Bélanger présente un homme en proie à un dilemme cornélien devant faire face à ses contradictions et empoigner sa culpabilité afin de la tordre et garder (presque) intact son sentiment de loyauté. Finalement, les circonstances détermineront si Thomas et Marianne passeront à l’acte ou pas, comme si le sort avait un dessein tout préparé dans sa manche. « La vie a peut-être souvent raison, elle s’en tient à ce qu’elle veut », de dire l’écrivain. Les chemins se tracent sous nos pas, au fur et à mesure de ce qui nous arrive.

Se mettre à l’ouvrage
L’œuvre littéraire pour Bélanger s’émancipe à partir des balises qu’il s’oblige à respecter, trouvant davantage de liberté à l’intérieur d’un cadre assez précis que dans un infini sans repères. Venant du monde de la publicité et habitué à travailler avec des barèmes, il applique dans l’écriture la même procédure. « Je fais partie de ceux-là qui croient que la contrainte est nécessaire à la créativité, explique-t-il. J’ai étudié en musique, c’était la même chose. Je m’impose des amalgames. » Identifiant quelques éléments de sa vie personnelle, il les transpose dans ses histoires, sans pour autant faire de l’autofiction. Dans le cas de son roman 180, il a utilisé son propre choix de non-parentalité afin d’en munir son protagoniste, qui aura aussi à reconsidérer sa décision. Une fois les thèmes sélectionnés, il se laisse mener par le bon vouloir du récit et des protagonistes qui forgent le reste. Plusieurs auteurs et autrices influencent aussi, par leur souffle et leur manière, son écriture. Fabrice Caro, Maria Pourchet, Fanny Britt (180 n’est d’ailleurs pas sans rappeler le roman Les maisons), Jean-Paul Dubois, Marie-Renée Lavoie, François Blais, Lionel Shriver alimentent la bougie d’allumage de Martin Bélanger.

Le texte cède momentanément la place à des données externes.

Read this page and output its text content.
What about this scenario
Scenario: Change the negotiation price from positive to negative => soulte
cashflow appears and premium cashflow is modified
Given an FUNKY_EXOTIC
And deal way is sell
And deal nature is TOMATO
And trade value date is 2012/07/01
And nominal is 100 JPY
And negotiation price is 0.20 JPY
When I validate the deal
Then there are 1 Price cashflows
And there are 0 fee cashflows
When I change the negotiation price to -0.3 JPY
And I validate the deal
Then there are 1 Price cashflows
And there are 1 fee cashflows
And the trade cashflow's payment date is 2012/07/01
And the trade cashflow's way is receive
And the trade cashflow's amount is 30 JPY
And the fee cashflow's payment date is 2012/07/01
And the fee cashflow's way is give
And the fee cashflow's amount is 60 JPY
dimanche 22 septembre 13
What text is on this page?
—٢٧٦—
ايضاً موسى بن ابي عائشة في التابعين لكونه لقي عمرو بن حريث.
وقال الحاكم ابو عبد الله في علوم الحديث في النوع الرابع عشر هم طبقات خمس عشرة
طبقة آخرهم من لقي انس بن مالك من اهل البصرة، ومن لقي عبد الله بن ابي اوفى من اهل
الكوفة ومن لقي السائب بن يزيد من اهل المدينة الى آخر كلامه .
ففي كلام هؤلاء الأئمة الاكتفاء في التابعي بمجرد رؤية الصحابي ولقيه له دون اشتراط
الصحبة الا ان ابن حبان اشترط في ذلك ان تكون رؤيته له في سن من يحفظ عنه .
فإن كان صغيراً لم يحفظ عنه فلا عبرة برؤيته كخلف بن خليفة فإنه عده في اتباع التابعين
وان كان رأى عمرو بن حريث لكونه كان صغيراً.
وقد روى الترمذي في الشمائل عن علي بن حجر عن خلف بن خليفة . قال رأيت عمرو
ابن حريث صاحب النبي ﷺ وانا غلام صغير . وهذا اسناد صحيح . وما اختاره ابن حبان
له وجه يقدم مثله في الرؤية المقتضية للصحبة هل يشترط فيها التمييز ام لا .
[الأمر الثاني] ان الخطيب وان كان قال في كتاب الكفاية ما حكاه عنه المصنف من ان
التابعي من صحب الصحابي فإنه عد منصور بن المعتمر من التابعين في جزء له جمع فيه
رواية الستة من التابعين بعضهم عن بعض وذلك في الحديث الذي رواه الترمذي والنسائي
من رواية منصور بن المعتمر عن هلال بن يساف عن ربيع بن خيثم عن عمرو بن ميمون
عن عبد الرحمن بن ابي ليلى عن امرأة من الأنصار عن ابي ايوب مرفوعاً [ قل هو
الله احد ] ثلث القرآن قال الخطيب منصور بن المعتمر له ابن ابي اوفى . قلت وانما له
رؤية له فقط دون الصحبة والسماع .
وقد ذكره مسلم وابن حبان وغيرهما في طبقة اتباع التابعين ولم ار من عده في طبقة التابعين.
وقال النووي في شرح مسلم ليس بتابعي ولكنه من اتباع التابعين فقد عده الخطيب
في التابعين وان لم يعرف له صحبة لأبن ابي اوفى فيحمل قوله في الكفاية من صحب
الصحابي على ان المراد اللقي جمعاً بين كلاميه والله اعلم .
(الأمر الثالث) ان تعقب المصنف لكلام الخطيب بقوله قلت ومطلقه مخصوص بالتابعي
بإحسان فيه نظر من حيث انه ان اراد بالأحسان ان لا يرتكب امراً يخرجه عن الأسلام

Ainsi, on entre dans le cerveau de Thomas, qui narre un chapitre sur deux, l’autre moitié, relatant les faits et gestes de Marianne, étant racontés à la troisième personne du singulier. « Je ne me sens pas assez compétent pour entrer dans la tête d’un personnage féminin, avoue l’auteur, surtout que c’est elle qui représente le choix d’avoir des enfants, contraire au mien. Il y avait donc deux obstacles qui m’empêchaient d’avoir confiance que je puisse être authentique. » Dans les dialogues, Marianne apparaît pourtant très crédible, reflétant une femme également aux prises avec ses démons. Car dans 180, la fourche du diable qui pique les anciens amants n’accorde pas de répit. On le sait, la tentation est grande et la chair est faible. Et les flammes de l’enfer dans lesquelles tout cela peut conduire sont quant à elles sans pitié.